En effet, cela n’a été possible qu’à partir du moment où des hommes ont, pour la première fois, réussi à domestiquer certaines espèces de mammifères sauvages. Ce processus a été initié au Proche- Orient avec les chèvres, les mouflons et les aurochs. Trois millénaires plus tard, l’élevage des chèvres, des brebis et des vaches parvenait sur le territoire de la France actuelle.
Dans nos imaginaires, le lait renvoie à la naissance et à l’enfance. C’est un symbole de fécondité et de vie, d’abondance et de richesse, de pureté (en raison de sa couleur blanche). Le lait est omniprésent dans les mythes et les religions des premières civilisations… Dans la Bible, Moïse promet aux Hébreux de les conduire jusqu’à un pays « où ruissellent le lait et le miel ».
Les mythologies abondent de récits dans lesquels de jeunes enfants promis à un destin exceptionnel sont allaités par des animaux. C’est le cas de Zeus, nourri par la chèvre Amalthée, et des jumeaux Remus et Romulus, les futurs fondateurs de Rome, sauvés de la mort grâce au lait d’une louve.
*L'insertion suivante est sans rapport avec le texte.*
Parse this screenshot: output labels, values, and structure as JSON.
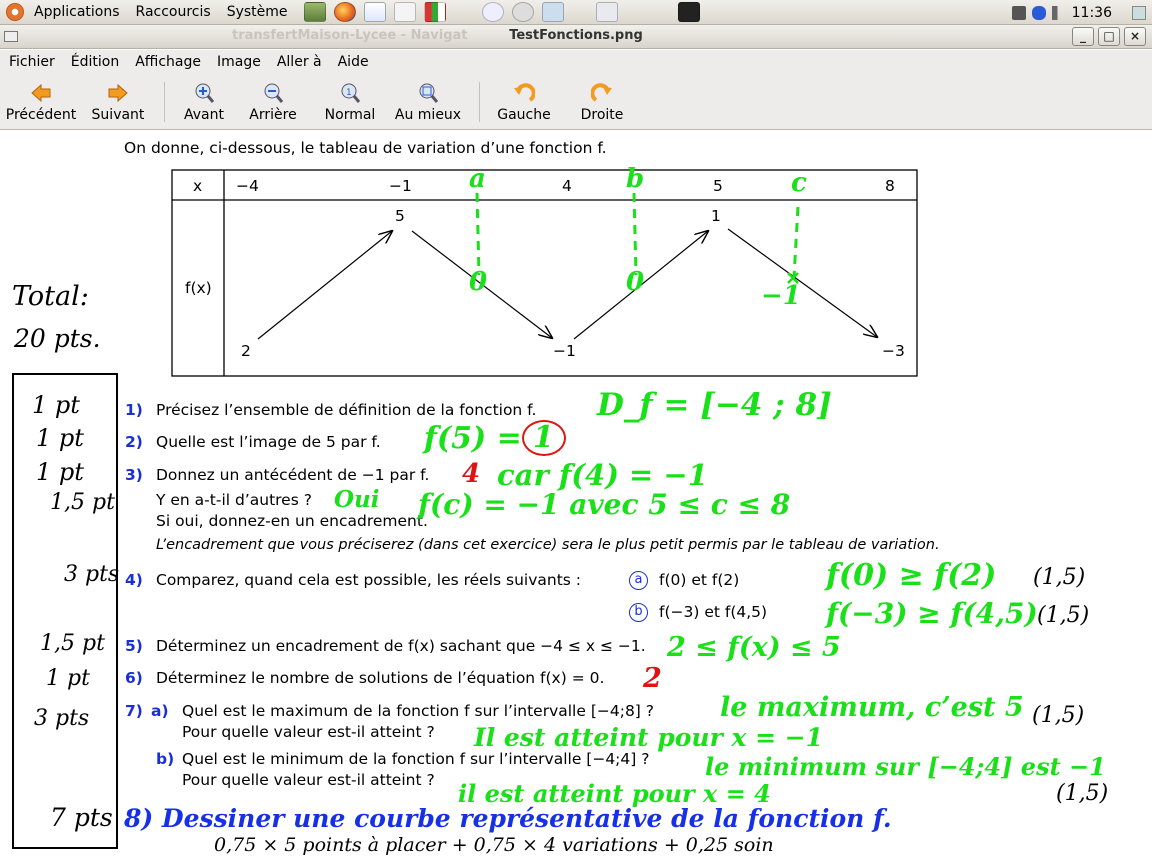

Un mythe grec relate qu’un jour le jeune Héraclès se jeta avec une telle voracité sur le sein de sa mère qu’une giclée de lait en jaillit et traversa le ciel pour former la Voie lactée, notre galaxie, du grec gala qui signifie « lait ».
Un breuvage jadis méprisé par les élites
Pour les Grecs et les Romains de l’Antiquité, le lait était l’aliment des « barbares ». En revanche, le fromage symbolisait la civilisation car il était issu du lait « transformé » par le génie de l’homme.
Durant tout le Moyen Âge et jusqu’au XVIIIe siècle, les classes aisées ont dénigré le lait. Il était vu comme l’aliment du pauvre, du paysan et de l’enfant, des êtres jugés inférieurs.
Les médecins affirmaient de leur côté que les hommes sains risquaient de s’affaiblir s’ils buvaient du lait et ils l’accusaient de provoquer des caries, voire la lèpre. L’Église, elle aussi, s’en méfiait : à l’instar de la viande qui « échauffait les sens », les laitages étaient interdits lors des nombreux jours maigres.
Au XVIIIe siècle, la vision devint un peu moins négative : c’est l’époque où Rousseau faisait l’éloge du « retour à la nature » et du « bon sauvage ».
Au fil du temps, l’image du lait a fini par s’améliorer. Mais si les ruraux pouvaient aisément s’approvisionner dans les fermes, il demeurait coûteux pour les citadins.
À partir de 1850, des « vacheries » furent installées à proximité des villes : chaque jour, des ramasseurs collectaient les grands bidons de lait qu’ils livraient, avec leur charrette à cheval, chez les crémiers où les urbains se rendaient munis de leur petit pot à lait en aluminium.